Nuspire’s Threat Report provides data and insight into malware, exploit and botnet activity throughout 2020, including the largest spike in ransomware activity seen to date in Q4.

Nuspire, a leading managed security services provider (MSSP), announced the release of its 2020 Q4 and Year in Review Threat Landscape Report. Sourced from its 90 billion traffic logs, the report outlines new cybercriminal activity and tactics, techniques and procedures (TTPs) with additional insight from its threat intelligence partner, Recorded Future. Craig Robinson, a Program Director, Security Services at IDC said:

“The volume of sophisticated attacks seen throughout 2020 highlight the criticality of business intelligence and cybersecurity detection and response to improving organizational cyber readiness. Nuspire’s latest report puts into perspective the changing nature of cyberattacks. Security leaders must be ready for unexpected situations, consistently revisiting and revamping their cybersecurity strategies.”

2020 was a chaotic year that shifted the threat landscape and changed the way many organizations manage their business operations. In addition to increasingly sophisticated and frequent attacks, Nuspire security experts observed a massive spike in malware with Visual Basic for Applications (VBA) agent activity, which overshadowed all other malware variants identified throughout the year. John Ayers, Nuspire Chief Strategy Product Officer added:

“The SolarWinds attack shook the cybersecurity community to its core and should serve as a reminder to organizations small or large that security must be a priority within every aspect of the business. As attack techniques continue to evolve and the frequency of attacks increases, it’s critical for business success to understand the changing threat landscape and how to protect themselves from cyberthreats.”

During Q4 security experts uncovered a 10,000% increase in ransomware activity—the largest spike in activity Nuspire has observed to date. Ransomware operators targeted some of the most vulnerable moments in time, including the U.S. Presidential Election, the holidays, and continued to leverage year-long themes, such as the COVID-19 pandemic. Additionally, exploit attacks saw a whopping 68% increment this quarter as a result of numerous SMB brute force login attempts.

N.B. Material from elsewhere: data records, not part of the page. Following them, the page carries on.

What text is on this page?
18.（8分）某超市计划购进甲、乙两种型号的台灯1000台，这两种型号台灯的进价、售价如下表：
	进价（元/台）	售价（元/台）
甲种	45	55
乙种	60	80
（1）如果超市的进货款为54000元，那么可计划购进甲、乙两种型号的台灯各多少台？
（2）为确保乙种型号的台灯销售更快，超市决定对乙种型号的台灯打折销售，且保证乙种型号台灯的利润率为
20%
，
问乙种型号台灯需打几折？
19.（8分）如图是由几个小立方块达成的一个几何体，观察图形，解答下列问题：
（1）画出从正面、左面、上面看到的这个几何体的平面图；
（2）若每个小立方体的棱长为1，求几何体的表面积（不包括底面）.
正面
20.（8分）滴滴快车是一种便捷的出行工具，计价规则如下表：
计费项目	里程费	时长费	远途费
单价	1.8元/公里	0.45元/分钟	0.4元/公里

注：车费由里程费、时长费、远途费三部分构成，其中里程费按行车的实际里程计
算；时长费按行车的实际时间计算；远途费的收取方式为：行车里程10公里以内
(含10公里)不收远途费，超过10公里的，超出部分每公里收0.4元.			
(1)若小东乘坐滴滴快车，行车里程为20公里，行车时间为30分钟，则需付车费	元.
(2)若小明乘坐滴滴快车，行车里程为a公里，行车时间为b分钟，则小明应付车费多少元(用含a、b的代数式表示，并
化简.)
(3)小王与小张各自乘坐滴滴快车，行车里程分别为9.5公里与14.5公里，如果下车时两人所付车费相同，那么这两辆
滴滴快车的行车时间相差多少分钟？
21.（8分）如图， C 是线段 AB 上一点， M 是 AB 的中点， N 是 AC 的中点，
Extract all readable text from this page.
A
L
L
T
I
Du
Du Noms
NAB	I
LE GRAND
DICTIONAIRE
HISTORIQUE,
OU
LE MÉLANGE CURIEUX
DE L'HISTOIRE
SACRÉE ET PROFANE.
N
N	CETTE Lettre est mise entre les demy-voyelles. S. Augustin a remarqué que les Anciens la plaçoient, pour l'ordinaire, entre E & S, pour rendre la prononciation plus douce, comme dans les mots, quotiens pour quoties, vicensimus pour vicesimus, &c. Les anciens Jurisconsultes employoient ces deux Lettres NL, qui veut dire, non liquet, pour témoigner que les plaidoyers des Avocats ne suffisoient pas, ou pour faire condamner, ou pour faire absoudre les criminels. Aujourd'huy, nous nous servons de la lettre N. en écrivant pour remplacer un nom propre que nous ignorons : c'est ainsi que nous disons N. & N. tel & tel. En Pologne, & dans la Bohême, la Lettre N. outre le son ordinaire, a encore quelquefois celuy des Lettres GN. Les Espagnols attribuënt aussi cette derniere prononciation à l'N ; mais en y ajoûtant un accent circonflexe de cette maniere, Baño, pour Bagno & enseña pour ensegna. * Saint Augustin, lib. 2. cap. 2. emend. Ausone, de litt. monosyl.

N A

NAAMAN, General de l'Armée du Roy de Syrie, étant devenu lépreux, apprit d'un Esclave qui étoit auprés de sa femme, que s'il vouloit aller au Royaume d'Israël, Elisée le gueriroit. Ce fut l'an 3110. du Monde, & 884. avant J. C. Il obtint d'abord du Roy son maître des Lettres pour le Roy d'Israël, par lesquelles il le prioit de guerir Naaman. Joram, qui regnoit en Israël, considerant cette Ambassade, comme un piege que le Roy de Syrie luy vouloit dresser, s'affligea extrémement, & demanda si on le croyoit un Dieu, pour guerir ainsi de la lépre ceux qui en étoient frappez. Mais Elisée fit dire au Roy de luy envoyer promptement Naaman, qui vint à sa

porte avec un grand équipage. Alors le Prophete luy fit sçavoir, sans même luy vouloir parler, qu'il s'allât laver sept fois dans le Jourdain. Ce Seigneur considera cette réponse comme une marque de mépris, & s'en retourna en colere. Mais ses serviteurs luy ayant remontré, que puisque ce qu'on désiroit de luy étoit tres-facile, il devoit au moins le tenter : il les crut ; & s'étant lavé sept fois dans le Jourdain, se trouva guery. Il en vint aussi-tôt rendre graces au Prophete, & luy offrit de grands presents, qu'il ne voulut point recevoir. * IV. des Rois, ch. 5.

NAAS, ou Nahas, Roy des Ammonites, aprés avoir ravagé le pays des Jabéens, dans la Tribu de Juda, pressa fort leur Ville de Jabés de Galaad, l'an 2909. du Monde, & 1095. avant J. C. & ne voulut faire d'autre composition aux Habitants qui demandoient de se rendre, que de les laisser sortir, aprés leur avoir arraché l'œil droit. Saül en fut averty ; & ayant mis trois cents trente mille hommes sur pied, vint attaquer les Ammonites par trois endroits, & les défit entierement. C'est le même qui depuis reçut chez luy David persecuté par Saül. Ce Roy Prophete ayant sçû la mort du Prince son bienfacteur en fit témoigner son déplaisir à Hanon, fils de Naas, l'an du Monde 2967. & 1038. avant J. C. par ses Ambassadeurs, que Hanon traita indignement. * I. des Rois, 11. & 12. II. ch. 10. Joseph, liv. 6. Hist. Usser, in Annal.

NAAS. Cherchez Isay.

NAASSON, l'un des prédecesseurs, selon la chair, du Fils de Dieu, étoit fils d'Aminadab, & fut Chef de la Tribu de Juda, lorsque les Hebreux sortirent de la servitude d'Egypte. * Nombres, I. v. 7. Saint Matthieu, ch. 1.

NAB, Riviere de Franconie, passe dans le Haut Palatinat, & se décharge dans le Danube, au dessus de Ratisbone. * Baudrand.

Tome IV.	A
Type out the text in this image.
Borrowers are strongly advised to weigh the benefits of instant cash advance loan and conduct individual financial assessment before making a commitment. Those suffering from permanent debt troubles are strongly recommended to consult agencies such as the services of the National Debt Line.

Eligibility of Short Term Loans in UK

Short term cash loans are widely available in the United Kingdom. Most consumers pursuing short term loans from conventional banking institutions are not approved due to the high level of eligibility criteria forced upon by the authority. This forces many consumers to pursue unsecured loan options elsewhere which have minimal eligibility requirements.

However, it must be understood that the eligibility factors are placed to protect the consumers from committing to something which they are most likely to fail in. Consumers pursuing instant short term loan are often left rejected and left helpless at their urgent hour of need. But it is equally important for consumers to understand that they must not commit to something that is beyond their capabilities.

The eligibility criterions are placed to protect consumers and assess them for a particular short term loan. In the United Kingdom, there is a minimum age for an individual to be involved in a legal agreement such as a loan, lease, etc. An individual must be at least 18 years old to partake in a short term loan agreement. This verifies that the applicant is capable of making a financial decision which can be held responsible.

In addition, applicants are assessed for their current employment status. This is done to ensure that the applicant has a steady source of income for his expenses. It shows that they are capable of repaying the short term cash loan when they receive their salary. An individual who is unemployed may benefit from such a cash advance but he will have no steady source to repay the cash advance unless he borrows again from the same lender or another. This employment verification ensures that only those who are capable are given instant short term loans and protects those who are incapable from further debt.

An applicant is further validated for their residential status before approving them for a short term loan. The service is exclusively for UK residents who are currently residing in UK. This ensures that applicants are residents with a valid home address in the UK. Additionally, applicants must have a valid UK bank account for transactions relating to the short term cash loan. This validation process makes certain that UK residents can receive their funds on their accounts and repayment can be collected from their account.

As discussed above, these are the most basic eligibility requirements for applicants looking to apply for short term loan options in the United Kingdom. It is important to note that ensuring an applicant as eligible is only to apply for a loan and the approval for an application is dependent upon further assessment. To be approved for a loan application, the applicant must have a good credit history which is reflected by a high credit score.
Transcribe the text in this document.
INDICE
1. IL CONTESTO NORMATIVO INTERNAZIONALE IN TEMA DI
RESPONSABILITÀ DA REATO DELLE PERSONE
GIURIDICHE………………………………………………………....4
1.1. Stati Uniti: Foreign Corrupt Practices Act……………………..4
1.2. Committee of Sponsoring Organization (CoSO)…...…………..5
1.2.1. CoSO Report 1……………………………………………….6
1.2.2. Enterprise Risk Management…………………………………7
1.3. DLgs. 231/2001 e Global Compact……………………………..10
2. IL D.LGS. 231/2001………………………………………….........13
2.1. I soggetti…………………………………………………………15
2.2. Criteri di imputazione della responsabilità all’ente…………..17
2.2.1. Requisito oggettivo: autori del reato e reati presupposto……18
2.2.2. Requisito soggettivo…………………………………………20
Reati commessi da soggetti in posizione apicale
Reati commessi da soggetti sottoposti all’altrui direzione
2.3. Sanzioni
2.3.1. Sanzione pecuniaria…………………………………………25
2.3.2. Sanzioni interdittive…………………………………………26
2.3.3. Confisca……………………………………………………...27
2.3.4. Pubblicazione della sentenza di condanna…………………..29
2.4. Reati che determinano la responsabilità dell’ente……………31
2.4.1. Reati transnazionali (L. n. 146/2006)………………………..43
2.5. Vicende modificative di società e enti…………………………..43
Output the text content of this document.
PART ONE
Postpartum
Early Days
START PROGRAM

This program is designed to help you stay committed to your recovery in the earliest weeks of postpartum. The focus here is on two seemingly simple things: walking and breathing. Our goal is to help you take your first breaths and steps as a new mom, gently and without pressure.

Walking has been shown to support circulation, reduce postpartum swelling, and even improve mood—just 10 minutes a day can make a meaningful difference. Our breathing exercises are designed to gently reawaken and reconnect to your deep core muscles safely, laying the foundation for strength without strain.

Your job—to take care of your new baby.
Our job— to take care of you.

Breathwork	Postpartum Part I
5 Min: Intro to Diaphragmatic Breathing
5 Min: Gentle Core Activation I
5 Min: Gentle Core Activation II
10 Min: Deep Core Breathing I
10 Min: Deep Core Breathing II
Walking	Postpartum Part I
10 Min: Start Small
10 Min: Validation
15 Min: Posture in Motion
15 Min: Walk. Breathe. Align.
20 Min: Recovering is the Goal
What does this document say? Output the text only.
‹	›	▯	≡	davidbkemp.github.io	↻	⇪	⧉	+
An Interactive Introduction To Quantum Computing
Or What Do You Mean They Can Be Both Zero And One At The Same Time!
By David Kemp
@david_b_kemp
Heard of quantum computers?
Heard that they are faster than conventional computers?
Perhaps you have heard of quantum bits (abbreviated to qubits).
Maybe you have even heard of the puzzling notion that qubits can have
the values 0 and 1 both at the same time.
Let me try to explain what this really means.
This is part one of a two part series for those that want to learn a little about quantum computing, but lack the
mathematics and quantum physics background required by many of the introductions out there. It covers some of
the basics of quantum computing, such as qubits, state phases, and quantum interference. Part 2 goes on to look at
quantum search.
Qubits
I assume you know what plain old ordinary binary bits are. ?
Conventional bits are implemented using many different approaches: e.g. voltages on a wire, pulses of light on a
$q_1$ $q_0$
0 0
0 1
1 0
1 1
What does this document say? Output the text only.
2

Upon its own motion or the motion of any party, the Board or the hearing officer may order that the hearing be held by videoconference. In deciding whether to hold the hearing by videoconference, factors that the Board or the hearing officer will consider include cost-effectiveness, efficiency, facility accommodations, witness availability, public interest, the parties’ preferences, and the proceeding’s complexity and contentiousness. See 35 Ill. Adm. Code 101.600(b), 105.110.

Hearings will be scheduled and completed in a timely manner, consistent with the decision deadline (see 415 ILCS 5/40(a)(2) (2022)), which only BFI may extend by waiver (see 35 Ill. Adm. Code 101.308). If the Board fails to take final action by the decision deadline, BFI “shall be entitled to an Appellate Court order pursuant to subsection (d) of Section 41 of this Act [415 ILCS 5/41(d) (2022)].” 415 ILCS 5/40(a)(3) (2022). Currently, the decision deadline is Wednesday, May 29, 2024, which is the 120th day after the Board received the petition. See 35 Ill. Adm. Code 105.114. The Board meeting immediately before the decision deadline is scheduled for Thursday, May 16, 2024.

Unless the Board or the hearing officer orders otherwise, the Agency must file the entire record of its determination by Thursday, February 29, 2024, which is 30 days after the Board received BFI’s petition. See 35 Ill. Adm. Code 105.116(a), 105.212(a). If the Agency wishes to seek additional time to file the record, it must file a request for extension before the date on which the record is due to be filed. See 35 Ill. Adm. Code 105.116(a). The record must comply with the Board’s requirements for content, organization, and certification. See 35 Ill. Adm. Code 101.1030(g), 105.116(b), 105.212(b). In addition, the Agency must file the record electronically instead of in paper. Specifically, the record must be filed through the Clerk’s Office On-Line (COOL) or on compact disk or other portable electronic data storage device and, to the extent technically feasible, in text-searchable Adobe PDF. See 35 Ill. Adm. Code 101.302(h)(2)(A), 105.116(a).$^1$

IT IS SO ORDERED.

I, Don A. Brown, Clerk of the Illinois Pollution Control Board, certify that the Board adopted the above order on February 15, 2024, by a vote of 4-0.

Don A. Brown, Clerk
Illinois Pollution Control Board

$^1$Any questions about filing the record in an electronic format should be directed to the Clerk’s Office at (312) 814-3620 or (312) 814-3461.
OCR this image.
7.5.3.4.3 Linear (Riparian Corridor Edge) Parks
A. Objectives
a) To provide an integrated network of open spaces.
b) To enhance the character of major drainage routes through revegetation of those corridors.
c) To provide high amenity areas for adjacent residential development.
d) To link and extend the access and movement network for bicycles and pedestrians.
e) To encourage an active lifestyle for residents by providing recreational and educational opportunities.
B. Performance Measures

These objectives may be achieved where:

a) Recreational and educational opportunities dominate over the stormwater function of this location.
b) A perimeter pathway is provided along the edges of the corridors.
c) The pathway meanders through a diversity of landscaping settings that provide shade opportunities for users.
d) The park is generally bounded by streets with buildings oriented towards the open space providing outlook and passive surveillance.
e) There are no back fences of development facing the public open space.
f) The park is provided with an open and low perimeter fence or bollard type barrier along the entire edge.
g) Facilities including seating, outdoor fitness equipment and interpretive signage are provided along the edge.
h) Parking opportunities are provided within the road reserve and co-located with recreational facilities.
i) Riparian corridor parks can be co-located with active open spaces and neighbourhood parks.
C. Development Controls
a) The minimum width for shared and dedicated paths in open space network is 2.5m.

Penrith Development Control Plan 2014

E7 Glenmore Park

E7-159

Additional notable findings from Nuspire’s 2020 Q4 and Year in Review Threat Landscape Report include:

Although malware activity was on a slow decline at the beginning of 2020, activity sharply increased in Q4, reaching its highest point through the year in September. VBA Trojans were the most commonly observed malware at 95%, suggesting either numerous malspam campaigns were launched or a large-scale one was instigated by unknown operators. Nuspire expects that VBA agent activity will continue to overshadow other variants as VBA is the first stage of infection.

• Throughout 2020, Nuspire observed a consistent increase of exploitation events with DoublePulsar reigning as the top utilized technique. However, Q4 saw the largest volume of activity in December with SMB Login Brute Force attempts, closely followed by HTTP Server Authorization Buffer Overflow attacks.
• Botnet and Exploit activity remained fairly consistent throughout the year with the largest contenders being ZeroAccess Botnet, which made a significant appearance in May, and DoublePulsar staying at the top of the exploit activity list in 2020.
• In Q4, attackers increased attempts to exploit new vulnerabilities as they were disclosed. This escalation was driven by the release of a known vulnerability in over 49,000 Fortinet devices on the dark web and APT groups – which also targeted the SSL-VPN vulnerability (CVE-2018-13379). Shortly after this list was released, activity attempting to exploit this vulnerability increased by 4,176%.